The time limitations for the filing of notice of appeal to this court are jurisdictional in both civil criminal cases. See Robco Transp., Inc. v. Ritter, 356 N.W.2d 497, 498 (Iowa 1984); Jensen v. State, 312 N.W.2d 581, 582 (Iowa 1981). We have, in certain criminal cases, granted a right of delayed appeal. That remedial procedure *793 originated with federal courts which order the granting of delayed appeals where it appears that state action or other circumstances beyond appellant's control have frustrated an intention to appeal. Under such circumstances, the denial of a right of appeal would violate the due process or equal protection clause of the fourteenth amendment to the federal constitution. See State v. Horsey, 180 N.W.2d 459, 460 (Iowa 1970); Ford v. State, 258 Iowa 137, 142, 138 N.W.2d 116, 119 (1965).

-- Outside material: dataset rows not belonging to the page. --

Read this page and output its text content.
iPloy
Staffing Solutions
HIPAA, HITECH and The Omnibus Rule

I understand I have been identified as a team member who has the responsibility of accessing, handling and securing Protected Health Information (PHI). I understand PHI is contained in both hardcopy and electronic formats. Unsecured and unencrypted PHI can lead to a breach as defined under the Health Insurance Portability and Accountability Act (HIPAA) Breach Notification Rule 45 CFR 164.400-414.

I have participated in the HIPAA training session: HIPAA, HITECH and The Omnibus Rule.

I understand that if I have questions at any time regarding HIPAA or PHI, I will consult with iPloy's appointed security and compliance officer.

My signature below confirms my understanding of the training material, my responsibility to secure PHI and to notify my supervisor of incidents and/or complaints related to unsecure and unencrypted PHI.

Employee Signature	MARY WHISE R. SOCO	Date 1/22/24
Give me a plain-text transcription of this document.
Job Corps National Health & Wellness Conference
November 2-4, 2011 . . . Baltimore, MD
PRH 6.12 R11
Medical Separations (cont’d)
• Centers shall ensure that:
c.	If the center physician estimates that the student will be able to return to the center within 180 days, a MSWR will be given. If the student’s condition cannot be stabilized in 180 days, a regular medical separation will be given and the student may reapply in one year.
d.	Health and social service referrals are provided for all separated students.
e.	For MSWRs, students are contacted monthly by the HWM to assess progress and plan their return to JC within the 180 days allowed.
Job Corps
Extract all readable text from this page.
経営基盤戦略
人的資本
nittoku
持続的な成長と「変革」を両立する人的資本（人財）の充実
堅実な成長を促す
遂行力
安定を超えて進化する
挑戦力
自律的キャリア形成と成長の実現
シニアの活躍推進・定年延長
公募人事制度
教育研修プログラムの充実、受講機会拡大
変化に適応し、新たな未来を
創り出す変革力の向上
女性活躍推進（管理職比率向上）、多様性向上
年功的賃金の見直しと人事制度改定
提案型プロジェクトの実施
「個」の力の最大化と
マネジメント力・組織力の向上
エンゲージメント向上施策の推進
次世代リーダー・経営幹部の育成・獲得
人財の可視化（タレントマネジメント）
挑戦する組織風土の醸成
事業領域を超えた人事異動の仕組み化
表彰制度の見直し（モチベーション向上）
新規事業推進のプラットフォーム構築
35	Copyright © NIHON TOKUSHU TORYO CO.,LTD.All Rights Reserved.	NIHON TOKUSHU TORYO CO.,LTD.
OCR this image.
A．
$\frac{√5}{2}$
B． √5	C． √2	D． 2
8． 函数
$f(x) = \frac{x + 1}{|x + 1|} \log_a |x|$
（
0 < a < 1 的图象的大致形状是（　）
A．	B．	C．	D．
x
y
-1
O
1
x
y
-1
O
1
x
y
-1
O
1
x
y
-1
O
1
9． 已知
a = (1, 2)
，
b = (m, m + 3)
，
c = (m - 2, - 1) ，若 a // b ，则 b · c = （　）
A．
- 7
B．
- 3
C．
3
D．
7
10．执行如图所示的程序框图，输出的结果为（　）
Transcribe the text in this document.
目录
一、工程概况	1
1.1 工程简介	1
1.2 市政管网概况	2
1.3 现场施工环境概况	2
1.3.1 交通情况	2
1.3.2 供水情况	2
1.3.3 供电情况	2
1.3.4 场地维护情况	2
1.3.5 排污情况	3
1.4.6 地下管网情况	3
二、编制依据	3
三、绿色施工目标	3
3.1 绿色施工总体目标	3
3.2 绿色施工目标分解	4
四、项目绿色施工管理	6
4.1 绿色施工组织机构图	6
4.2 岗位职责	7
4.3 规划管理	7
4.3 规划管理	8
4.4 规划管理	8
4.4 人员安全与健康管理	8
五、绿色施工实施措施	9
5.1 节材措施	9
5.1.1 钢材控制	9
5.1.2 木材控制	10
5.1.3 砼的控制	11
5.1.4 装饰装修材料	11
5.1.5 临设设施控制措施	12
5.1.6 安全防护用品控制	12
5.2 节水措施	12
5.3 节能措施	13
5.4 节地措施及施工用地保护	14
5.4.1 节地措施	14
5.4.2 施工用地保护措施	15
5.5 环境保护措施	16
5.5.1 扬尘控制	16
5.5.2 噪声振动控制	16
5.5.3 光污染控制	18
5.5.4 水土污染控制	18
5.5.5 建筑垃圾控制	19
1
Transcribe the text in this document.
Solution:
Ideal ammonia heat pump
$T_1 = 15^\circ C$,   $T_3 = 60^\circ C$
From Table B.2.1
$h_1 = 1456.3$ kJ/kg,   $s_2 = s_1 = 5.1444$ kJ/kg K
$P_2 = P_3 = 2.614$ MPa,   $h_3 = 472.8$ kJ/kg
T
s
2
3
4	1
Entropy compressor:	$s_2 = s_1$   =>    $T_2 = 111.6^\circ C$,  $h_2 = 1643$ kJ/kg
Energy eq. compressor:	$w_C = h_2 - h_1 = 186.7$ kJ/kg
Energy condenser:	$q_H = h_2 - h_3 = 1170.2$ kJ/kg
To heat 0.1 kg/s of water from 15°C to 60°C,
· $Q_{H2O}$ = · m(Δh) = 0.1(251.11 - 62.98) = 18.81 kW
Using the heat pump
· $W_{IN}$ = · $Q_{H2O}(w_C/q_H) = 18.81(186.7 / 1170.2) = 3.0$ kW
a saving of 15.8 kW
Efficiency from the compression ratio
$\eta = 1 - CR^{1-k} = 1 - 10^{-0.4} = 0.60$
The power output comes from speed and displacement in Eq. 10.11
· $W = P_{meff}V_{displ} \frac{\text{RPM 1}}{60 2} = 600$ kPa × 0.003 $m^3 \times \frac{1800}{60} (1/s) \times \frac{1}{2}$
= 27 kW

While we have granted delayed appeals in criminal cases on that basis in order to prevent unnecessary challenges in the federal courts, see Horstman v. State, 210 N.W.2d 427, 430 (Iowa 1973); State v. Wetzel, 192 N.W.2d 762, 764 (Iowa 1971); Horsey, 180 N.W.2d at 460; Ford, 258 Iowa at 142, 138 N.W.2d at 119, this approach has never been considered a discretionary action based on mere excusable neglect. It is limited to those instances where a valid due process argument might be advanced should the right of appeal be denied. Petitioner's contentions in the present case fall considerably short of satisfying that requirement. The appeal was untimely and must be dismissed.
 We are reluctant to opt at this time for a rule limiting the granting of delayed appeals to criminal cases. The same federal constitutional considerations which have forced us to recognize delayed appeals in criminal cases are potentially applicable in some civil settings. We need not determine this issue in the present case.